A blue moon is an additional full moon that appears in a subdivision of a year: the third of four full moons in a season.
In modern usage, ‘Blue Moon’ has come to refer to the second full moon in a month (the last of these occurred on October 31, 2020) – but that has not always been the case. This colourful term is actually a calendar goof that worked its way into the pages of Sky & Telescope in March 1946 and spread around the world from there.
Editors and contributors to Sky & Telescope have traced the traditional astronomical definition to the Maine Farmers’ Almanac in the late 1930s. The Almanac consistently used the term to refer to the third full Moon in a season containing four (rather than the usual three).
“Introducing the ‘Blue’ Moon meant that the traditional full Moon names, such as the Wolf Moon and Harvest Moon, stayed in synch with their season,” said Diana Hannikainen (pronounced HUHN-ih-KY-nen), Sky & Telescope’s Observing Editor. But in 1946, amateur astronomer and frequent contributor to Sky & Telescope James Hugh Pruett (1886-1955) incorrectly interpreted the Almanac’s description, and the second-full-Moon-in-a-month usage was born.

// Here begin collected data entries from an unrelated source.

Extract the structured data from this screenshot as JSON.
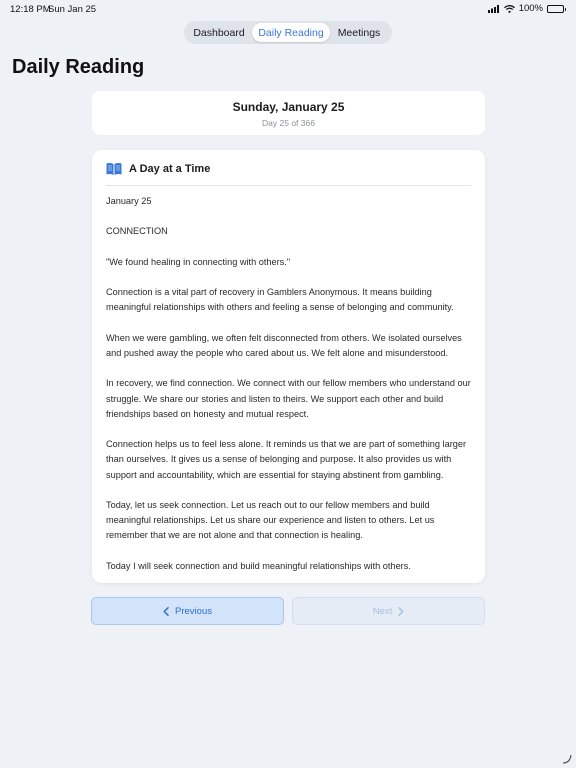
{
  "status": {
    "time": "12:18 PM",
    "date": "Sun Jan 25",
    "battery": "100%"
  },
  "tabs": [
    {
      "label": "Dashboard"
    },
    {
      "label": "Daily Reading",
      "selected": true
    },
    {
      "label": "Meetings"
    }
  ],
  "page_title": "Daily Reading",
  "date_card": {
    "date": "Sunday, January 25",
    "day_of_year": "Day 25 of 366"
  },
  "reading": {
    "source_title": "A Day at a Time",
    "paragraphs": [
      "January 25",
      "CONNECTION",
      "\"We found healing in connecting with others.\"",
      "Connection is a vital part of recovery in Gamblers Anonymous. It means building meaningful relationships with others and feeling a sense of belonging and community.",
      "When we were gambling, we often felt disconnected from others. We isolated ourselves and pushed away the people who cared about us. We felt alone and misunderstood.",
      "In recovery, we find connection. We connect with our fellow members who understand our struggle. We share our stories and listen to theirs. We support each other and build friendships based on honesty and mutual respect.",
      "Connection helps us to feel less alone. It reminds us that we are part of something larger than ourselves. It gives us a sense of belonging and purpose. It also provides us with support and accountability, which are essential for staying abstinent from gambling.",
      "Today, let us seek connection. Let us reach out to our fellow members and build meaningful relationships. Let us share our experience and listen to others. Let us remember that we are not alone and that connection is healing.",
      "Today I will seek connection and build meaningful relationships with others."
    ]
  },
  "navigation": {
    "previous_label": "Previous",
    "next_label": "Next",
    "next_enabled": false
  },
  "colors": {
    "accent": "#3a78d8",
    "background": "#eef1f6",
    "card": "#ffffff"
  }
}
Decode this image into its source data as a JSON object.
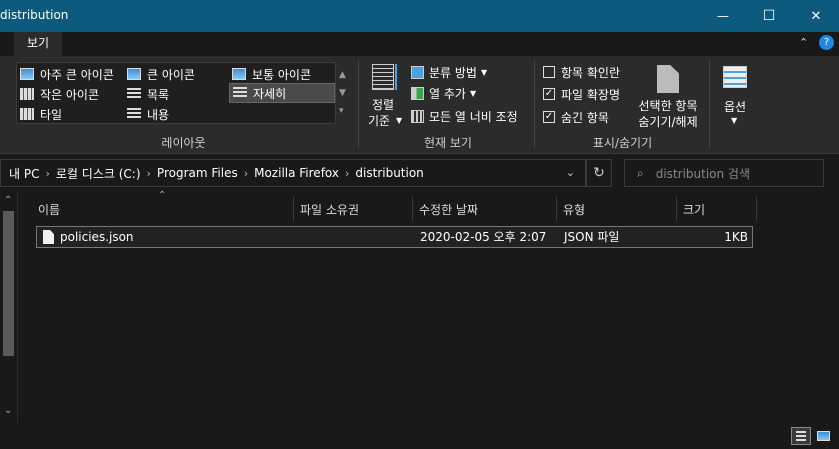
{
  "window": {
    "title": "distribution",
    "minimize_glyph": "—",
    "maximize_glyph": "☐",
    "close_glyph": "✕"
  },
  "ribbon": {
    "active_tab": "보기",
    "layout": {
      "group_label": "레이아웃",
      "items": [
        "아주 큰 아이콘",
        "큰 아이콘",
        "보통 아이콘",
        "작은 아이콘",
        "목록",
        "자세히",
        "타일",
        "내용"
      ],
      "selected": "자세히"
    },
    "current_view": {
      "group_label": "현재 보기",
      "sort_label_1": "정렬",
      "sort_label_2": "기준",
      "group_by": "분류 방법",
      "add_column": "열 추가",
      "fit_columns": "모든 열 너비 조정"
    },
    "show_hide": {
      "group_label": "표시/숨기기",
      "item_checkboxes": {
        "label": "항목 확인란",
        "checked": false
      },
      "file_extensions": {
        "label": "파일 확장명",
        "checked": true
      },
      "hidden_items": {
        "label": "숨긴 항목",
        "checked": true
      },
      "hide_selected_1": "선택한 항목",
      "hide_selected_2": "숨기기/해제"
    },
    "options_label": "옵션"
  },
  "address": {
    "crumbs": [
      "내 PC",
      "로컬 디스크 (C:)",
      "Program Files",
      "Mozilla Firefox",
      "distribution"
    ],
    "search_placeholder": "distribution 검색"
  },
  "columns": [
    "이름",
    "파일 소유권",
    "수정한 날짜",
    "유형",
    "크기"
  ],
  "files": [
    {
      "name": "policies.json",
      "owner": "",
      "modified": "2020-02-05 오후 2:07",
      "type": "JSON 파일",
      "size": "1KB"
    }
  ],
  "colors": {
    "titlebar": "#0c5a7e",
    "ribbon": "#2b2b2b",
    "background": "#191919"
  }
}
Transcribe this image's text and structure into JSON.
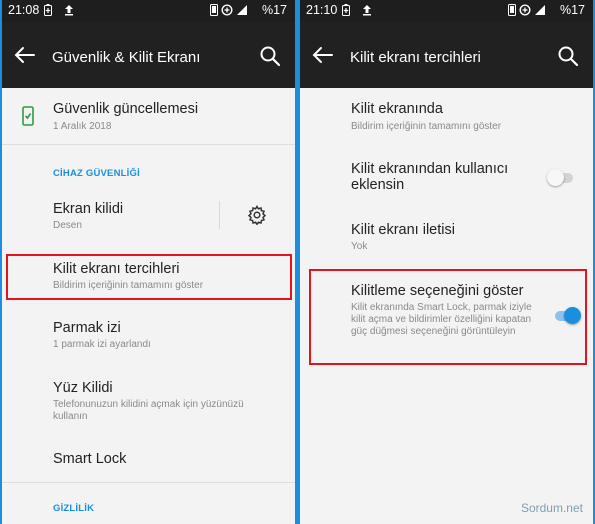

Sky & Telescope admitted to its ‘Blue Moon blooper’ in the March 1999 issue (“What Is a Blue Moon in Astronomy?”). Canadian folklorist Philip Hiscock and Texas astronomer-historian Donald W. Olson worked with the magazine’s editors at the time to figure out the origin of the mistake, and how the two-full-Moons-in-a-month meaning spread into the English language. By either definition, Blue Moons are still relatively rare. They happen about once every 2.7 years on average. We get a ‘true’ Blue Moon when the cycle of lunar phases causes the full Moon to occur within a few days after an equinox or solstice. The last such occurrence was in February 2019, and the next after this month’s will be in August 2024.